Dalam kondisi pikiranku saat ini, yang ingin kulakukan hanyalah melarikan diri, tetapi tidak mungkin aku bisa mengabaikan Sir Leonhart.
Kukira Klaus bersamaku? Kapan dia bertukar dengan Sir Leonhart?
Aku terlalu asyik dengan pikiranku sendiri hingga tak menyadari perubahan itu.

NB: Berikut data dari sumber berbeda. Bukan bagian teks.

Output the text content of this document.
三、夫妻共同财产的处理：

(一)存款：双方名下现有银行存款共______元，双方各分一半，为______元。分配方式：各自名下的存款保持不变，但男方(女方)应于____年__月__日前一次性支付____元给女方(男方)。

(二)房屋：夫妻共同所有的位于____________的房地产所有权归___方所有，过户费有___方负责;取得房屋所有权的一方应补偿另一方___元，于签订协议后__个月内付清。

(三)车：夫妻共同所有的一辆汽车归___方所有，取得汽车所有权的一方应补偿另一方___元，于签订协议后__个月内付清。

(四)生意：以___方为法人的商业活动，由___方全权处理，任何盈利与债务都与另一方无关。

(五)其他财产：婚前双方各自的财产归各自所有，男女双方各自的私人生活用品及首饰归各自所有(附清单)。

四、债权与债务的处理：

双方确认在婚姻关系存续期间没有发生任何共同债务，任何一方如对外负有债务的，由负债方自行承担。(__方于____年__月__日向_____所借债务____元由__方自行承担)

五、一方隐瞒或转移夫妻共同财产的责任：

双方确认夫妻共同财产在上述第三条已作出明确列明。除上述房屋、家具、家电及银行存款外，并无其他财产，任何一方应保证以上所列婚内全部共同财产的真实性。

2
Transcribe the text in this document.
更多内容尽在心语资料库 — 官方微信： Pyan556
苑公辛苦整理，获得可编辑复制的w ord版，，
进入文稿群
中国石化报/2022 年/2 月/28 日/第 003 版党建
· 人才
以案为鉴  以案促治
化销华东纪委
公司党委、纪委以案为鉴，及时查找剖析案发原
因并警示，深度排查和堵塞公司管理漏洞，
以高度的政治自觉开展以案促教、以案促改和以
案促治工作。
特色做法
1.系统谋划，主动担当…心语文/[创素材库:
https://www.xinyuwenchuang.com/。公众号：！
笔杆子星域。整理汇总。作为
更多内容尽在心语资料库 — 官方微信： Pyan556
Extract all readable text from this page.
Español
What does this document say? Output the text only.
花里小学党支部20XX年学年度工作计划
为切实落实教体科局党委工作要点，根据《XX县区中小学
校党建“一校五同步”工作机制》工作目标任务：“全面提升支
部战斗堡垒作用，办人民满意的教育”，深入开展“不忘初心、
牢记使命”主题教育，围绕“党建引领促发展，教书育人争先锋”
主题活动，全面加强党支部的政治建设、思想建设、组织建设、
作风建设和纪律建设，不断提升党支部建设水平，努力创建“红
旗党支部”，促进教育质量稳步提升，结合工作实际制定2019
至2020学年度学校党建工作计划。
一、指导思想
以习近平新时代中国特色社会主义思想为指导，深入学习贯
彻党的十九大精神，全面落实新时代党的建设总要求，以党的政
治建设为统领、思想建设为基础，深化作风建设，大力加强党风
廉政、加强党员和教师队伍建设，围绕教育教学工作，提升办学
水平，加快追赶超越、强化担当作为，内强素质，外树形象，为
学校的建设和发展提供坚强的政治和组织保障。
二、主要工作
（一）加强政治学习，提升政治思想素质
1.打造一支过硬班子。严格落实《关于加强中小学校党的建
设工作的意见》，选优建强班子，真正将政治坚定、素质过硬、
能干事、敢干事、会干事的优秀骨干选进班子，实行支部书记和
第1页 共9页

“Ya?” tanyaku, dengan segala ketenangan yang bisa kukumpulkan. Atau aku berharap ada ketenangan.
Kuharap dia mengabaikan sedikit suara serak dalam suaraku, dan kuharap dia tidak keberatan jika aku tidak menoleh ke arahnya. Bukannya aku tidak mau—melainkan, aku tidak bisa.
Berpura-pura tenang dalam bersuara menghabiskan semua tenagaku; aku tidak bisa melakukan hal yang sama untuk ekspresi wajahku. Alisku masih berkerut dan aku tidak bisa memperbaikinya. Jika konsentrasiku goyah sedikit saja, aku tidak yakin cairan mana yang akan keluar lebih dulu.
Aku tidak ingin dia melihat wajahku dalam kondisi menyedihkan ini.
Suara langkah kakinya yang tumpul semakin mendekat.
Mundurlah. Kumohon, tetaplah di sana.
Mungkin doaku sampai padanya, karena dia berhenti berjalanpada jarak yang cukup dekat untuk melakukan percakapan pelan. Ada keheningan sejenak saat dia tampak ragu-ragu, lalu dia mengembuskan napas pelan.
“Yang Mulia.” Dia memanggil namaku lagi. “Maafkan aku.”
“Hah?”
Aku terdiam sesaat. Kata-katanya mengejutkanku, dan aku tidak mengerti apa maksudnya.
Mengapa Sir Leonhart meminta maaf? Seharusnya aku yang meminta maaf.
“Silakan, serahkan sisanya pada kami,” dia selesai, meninggalkanku dalam kebingunganku.
Aku berbalik tanpa berpikir, melupakan wajahku yang menyedihkan, tetapi dia sudah berbalik dan berjalan pergi.